After the outbreak of the First World War, he took a more active role, commissioned as an officer in the Active Service Force of the Canadian Engineers, hoping to be posted overseas.

Lieutenant Whitside was sent to Camp Hughes in Sewell, Man., to instruct in trench building. On July 9, 1915, he attested to the 46th Battalion, Canadian Expeditionary Force. 

The 46th Battalion (South Saskatchewan) would gain the nickname “the Suicide Battalion.” During the war the battle group fought hard and suffered an incredible number of casualties, with 91.5 per cent of the men who served in the battalion being killed or wounded during the war.

At Camp Hughes, Whitside qualified for the rank of captain but chose to remain as a lieutenant to further his chances of going overseas. 

He continued to train, qualifying as a musketry instructor on completion of a course in Ottawa in December.  Meanwhile, a draft of the 46th Battalion had been shipped to England in the autumn of 1915.

Those men were then sent to France as replacements for other battalions while more men were recruited back in Canada to reconstitute the 46th

Whitside was offered the position of second-in-command of the training base at Sewell but chose to remain with the 46th Battalion. Lieutenant Whitside shipped out to England in January 1916 and was assigned to the 5th Division staff as an instructor in trench building.

In August, the rebuilt 46th Battalion was shipped to France and then to the Ypres Salient in Belgium. The men finally entered the front-line trenches facing the Messines Ridge on Aug. 17, 1916. 

For the next month they participated in raids into “no man’s land” and rotated from the front line to rest areas in the rear.  On Sept. 24 they were marched from that area to St. Omer for additional training.

On Oct. 3, the men left St. Omer and were sent by train to the Somme and again served time manning the trenches, facing the heavily fortified German defences known as the Regina Trench. 

The western part of that trench system had been captured in bloody actions in September and October, but the Germans remained strong on the eastern portion.  

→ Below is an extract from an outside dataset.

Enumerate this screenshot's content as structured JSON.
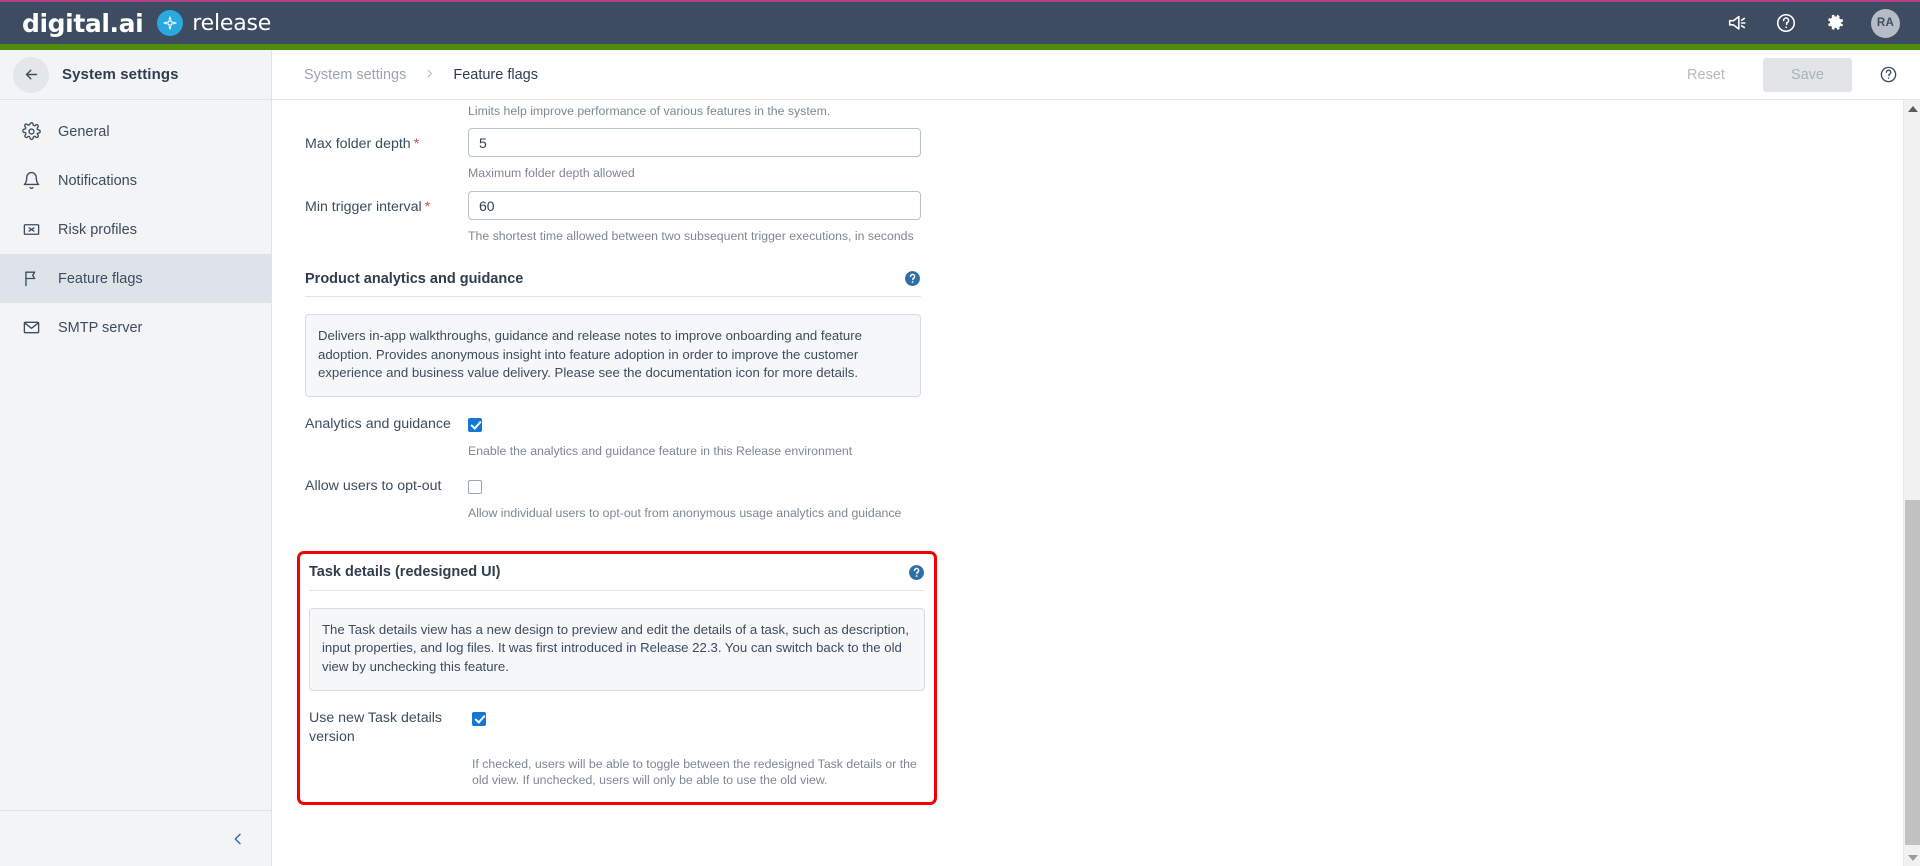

On Nov. 10, the 46th Battalion was withdrawn from the front line and sent back to a rest camp for what was supposed to be a well-earned break. 

However, it was not to be. The men were hastily ordered to march back to the front lines to participate in another attempt to capture the entire Regina Trench.  

The battalion went “over the top” through artillery and machine-gun fire and drove the German defenders from their positions.

The Regina Trench had been pounded by constant shelling and was in poor shape when it was captured by the Canadians.  Whitside organized the men of his battalion to restore the trench to make it defensible against the inevitable German counter-attacks. 

As the men dug out the trench and filled sandbags, the German artillery shelled the position. Lieutenant Whitside was mortally wounded by shrapnel from an exploding shell. He did not live long.

Leroy Whitside, who had once attended school in Niagara-on-the-Lake, is buried in the Contay British Military Cemetery on the Somme, not far from where he fell.

He is remembered each year at the Remembrance Day ceremony at the University of Toronto’s Hart House.

  • On the heels of The Lake Report’s 53-part “Monuments Men” series, which exhaustively documented the story of every soldier commemorated on the town’s two cenotaphs, Ron Dale’s “Missing in Action” stories profile Niagara-on-the-Lake soldiers who died in wartime but are not listed on the town’s monuments.